Questo racconto parla di razzismo vero, evidente e tangibile. Probabilmente diverso da quello dei giorni nostri che, spesso, è occasione di visibilità per blogger, politici ed altri professionisti dell’anti-razzismo impegnati a mettere gli avversari dietro la lavagna.
Al contrario, in quegli anni vi era un razzismo endemico, talmente radicato nella popolazione da farci arrossire ancor oggi.
Fu un sentimento violento che precluse ad un giovane coraggioso, un uomo di talento, onesto e perbene, di cogliere meritati allori e terminare dignitosamente la propria esistenza.
La sua storia è la seguente.
Leone Jacovacci nacque dalla lunga scintilla d’amore tra un agronomo italiano ed una ragazza africana nella Repubblica Indipendente del Congo, dove Leopoldo II, re del Belgio, stava approntando uno sterminio in grado di far passare Hitler e Stalin da benefattori.
Era il 1902, secondo i documenti ufficiali, ma è plausibile che il reale anno di nascita di Leone sia il 1900, a causa del ritardo nel censimento anagrafico molto frequente in quell’epoca ed a quella latitudine.
Nel 1905 i genitori presero la decisione di far crescere il figlioletto in Italia, lontano da un Congo sempre più preda degli umori da sterminio del monarca belga; così Leone fu spedito a vivere con i nonni paterni, trasferitisi a Viterbo per salvaguardarlo dalla difficile vita di bimbo meticcio nella Roma borghese del tempo.
Con grandi difficoltà di integrazione, non favorita da compagni di classe ed insegnanti, Leone giunse alla licenza elementare, vide morire la nonna e ritornare in patria il padre; la madre mancò in Africa, senza che egli la potesse riabbracciare.
Nel 1916, stanco di un paese che non lo accettava e, forse, sentendo un richiamo esotico per l’esplorazione, Leone prese il mare a Napoli, in qualità di mozzo di bordo.
Nel 1919, mentre vagabondava per Londra, un organizzatore di incontri da luna park, notata la sua scultorea prestanza fisica, gli offrì un combattimento da disputarsi in serata, che prevedeva lo scontro tra un bianco ed un nero.
Leone accettò senza essere mai salito sul ring prima d’allora.
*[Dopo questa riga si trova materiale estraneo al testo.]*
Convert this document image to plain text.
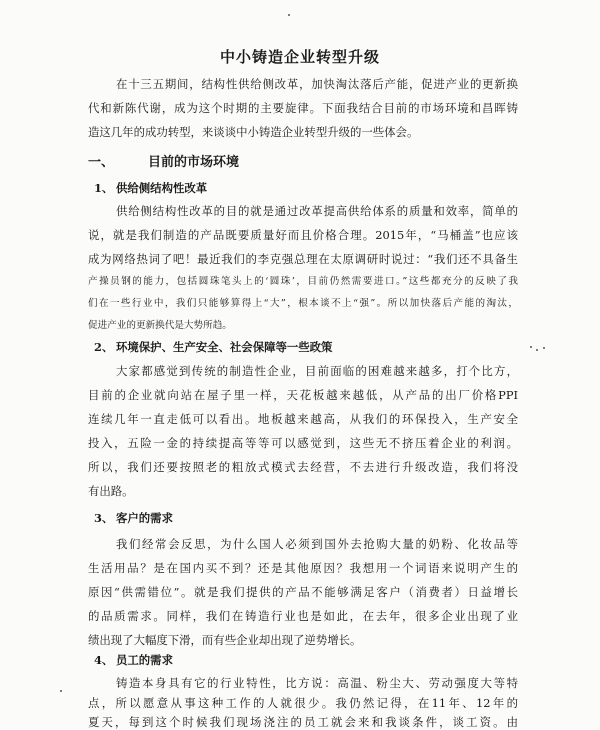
中小铸造企业转型升级
在十三五期间，结构性供给侧改革，加快淘汰落后产能，促进产业的更新换
代和新陈代谢，成为这个时期的主要旋律。下面我结合目前的市场环境和昌晖铸
造这几年的成功转型，来谈谈中小铸造企业转型升级的一些体会。
一、	目前的市场环境
1、 供给侧结构性改革
供给侧结构性改革的目的就是通过改革提高供给体系的质量和效率，简单的
说，就是我们制造的产品既要质量好而且价格合理。2015年，“马桶盖”也应该
成为网络热词了吧！最近我们的李克强总理在太原调研时说过：“我们还不具备生
产操员钢的能力，包括圆珠笔头上的‘圆珠’，目前仍然需要进口。”这些都充分的反映了我
们在一些行业中，我们只能够算得上“大”，根本谈不上“强”。所以加快落后产能的淘汰，
促进产业的更新换代是大势所趋。
2、 环境保护、生产安全、社会保障等一些政策
大家都感觉到传统的制造性企业，目前面临的困难越来越多，打个比方，
目前的企业就向站在屋子里一样，天花板越来越低，从产品的出厂价格PPI
连续几年一直走低可以看出。地板越来越高，从我们的环保投入，生产安全
投入，五险一金的持续提高等等可以感觉到，这些无不挤压着企业的利润。
所以，我们还要按照老的粗放式模式去经营，不去进行升级改造，我们将没
有出路。
3、 客户的需求
我们经常会反思，为什么国人必须到国外去抢购大量的奶粉、化妆品等
生活用品？是在国内买不到？还是其他原因？我想用一个词语来说明产生的
原因“供需错位”。就是我们提供的产品不能够满足客户（消费者）日益增长
的品质需求。同样，我们在铸造行业也是如此，在去年，很多企业出现了业
绩出现了大幅度下滑，而有些企业却出现了逆势增长。
4、 员工的需求
铸造本身具有它的行业特性，比方说：高温、粉尘大、劳动强度大等特
点，所以愿意从事这种工作的人就很少。我仍然记得，在11年、12年的
夏天，每到这个时候我们现场浇注的员工就会来和我谈条件，谈工资。由
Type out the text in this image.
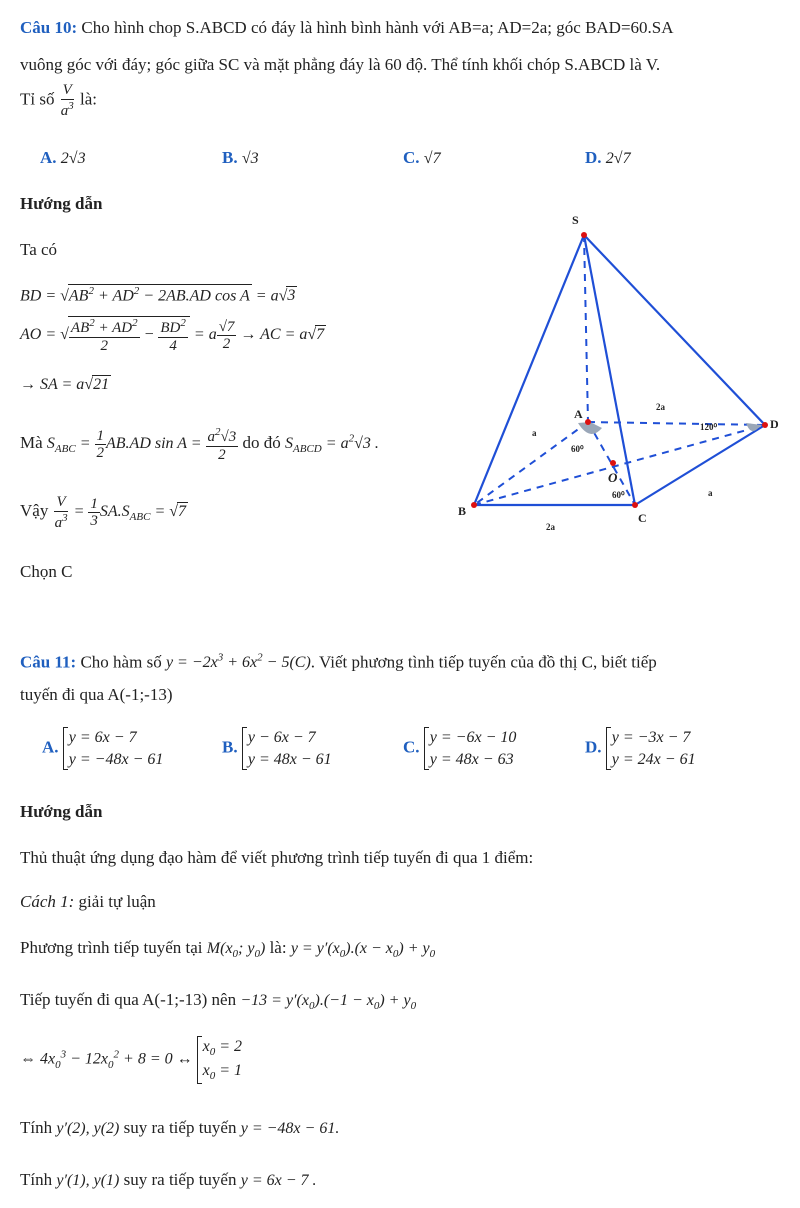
Câu 10: Cho hình chop S.ABCD có đáy là hình bình hành với AB=a; AD=2a; góc BAD=60.SA
vuông góc với đáy; góc giữa SC và mặt phẳng đáy là 60 độ. Thể tính khối chóp S.ABCD là V.
Tỉ số $\frac{V}{a^3}$ là:
A. 2√3	B. √3	C. √7	D. 2√7
Hướng dẫn
Ta có
BD = $√AB^2 + AD^2 - 2AB.AD$ cos A = a√3
AO = √ $\frac{AB^2 + AD^2}{2} - \frac{BD^2}{4} = a \frac{√7}{2}$ → AC = a√7
→ SA = a√21
Mà $S_{ABC} = \frac{1}{2} AB.AD$ $\sin A = \frac{a^2√3}{2}$ do đó $S_{ABCD} = a^2√3$ .
Vậy $\frac{V}{a^3} = \frac{1}{3} SA.S_{ABC} = √7$
Chọn C
S
A
D
B	C
O
a
2a
2a
a
60⁰
60⁰
120⁰
Câu 11: Cho hàm số $y = -2x^3 + 6x^2 - 5(C)$. Viết phương tình tiếp tuyến của đồ thị C, biết tiếp
tuyến đi qua A(-1;-13)
A. y = 6x − 7
y = −48x − 61
B. y − 6x − 7
y = 48x − 61
C. y = −6x − 10
y = 48x − 63
D. y = −3x − 7
y = 24x − 61
Hướng dẫn
Thủ thuật ứng dụng đạo hàm để viết phương trình tiếp tuyến đi qua 1 điểm:
Cách 1: giải tự luận
Phương trình tiếp tuyến tại $M(x_0$; $y_0$) là: $y = y'(x_0).(x - x_0) + y_0$
Tiếp tuyến đi qua A(-1;-13) nên $-13 = y'(x_0).(-1 - x_0) + y_0$
⇔ $4x_0^3 - 12x_0^2 + 8 = 0$ ↔
$x_0 = 2$
$x_0 = 1$
Tính y′(2), y(2) suy ra tiếp tuyến y = −48x − 61.
Tính y′(1), y(1) suy ra tiếp tuyến y = 6x − 7 .
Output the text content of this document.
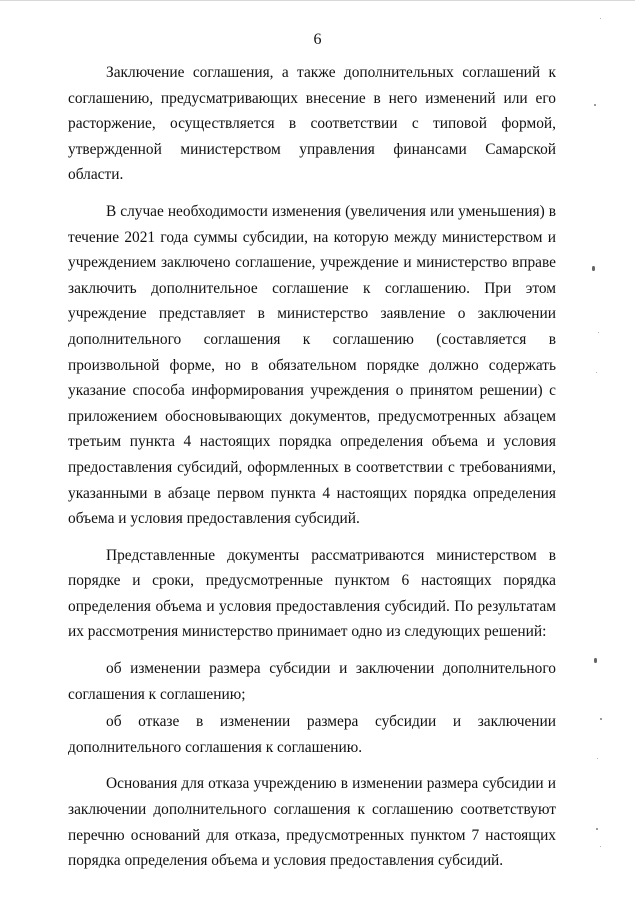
6

Заключение соглашения, а также дополнительных соглашений к соглашению, предусматривающих внесение в него изменений или его расторжение, осуществляется в соответствии с типовой формой, утвержденной министерством управления финансами Самарской области.

В случае необходимости изменения (увеличения или уменьшения) в течение 2021 года суммы субсидии, на которую между министерством и учреждением заключено соглашение, учреждение и министерство вправе заключить дополнительное соглашение к соглашению. При этом учреждение представляет в министерство заявление о заключении дополнительного соглашения к соглашению (составляется в произвольной форме, но в обязательном порядке должно содержать указание способа информирования учреждения о принятом решении) с приложением обосновывающих документов, предусмотренных абзацем третьим пункта 4 настоящих порядка определения объема и условия предоставления субсидий, оформленных в соответствии с требованиями, указанными в абзаце первом пункта 4 настоящих порядка определения объема и условия предоставления субсидий.

Представленные документы рассматриваются министерством в порядке и сроки, предусмотренные пунктом 6 настоящих порядка определения объема и условия предоставления субсидий. По результатам их рассмотрения министерство принимает одно из следующих решений:

об изменении размера субсидии и заключении дополнительного соглашения к соглашению;

об отказе в изменении размера субсидии и заключении дополнительного соглашения к соглашению.

Основания для отказа учреждению в изменении размера субсидии и заключении дополнительного соглашения к соглашению соответствуют перечню оснований для отказа, предусмотренных пунктом 7 настоящих порядка определения объема и условия предоставления субсидий.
Coi pugni si era già dovuto misurare, per le strade di Roma e nell’esercito inglese, contro chi non gradiva la sua pelle scura.
Così ebbe inizio la carriera sul ring di Leone Jacovacci il quale, nel frattempo aveva cambiato il proprio nome, prima in John Douglas Walker, soldato afro-britannico e poi in Jack Walker, pugile afro-americano.
Con le prime generalità si era arruolato nell’esercito britannico nel 1917, combattendo sul fronte russo, mentre con il secondo nome aveva appena dato inizio alla sua storia di campione del ring.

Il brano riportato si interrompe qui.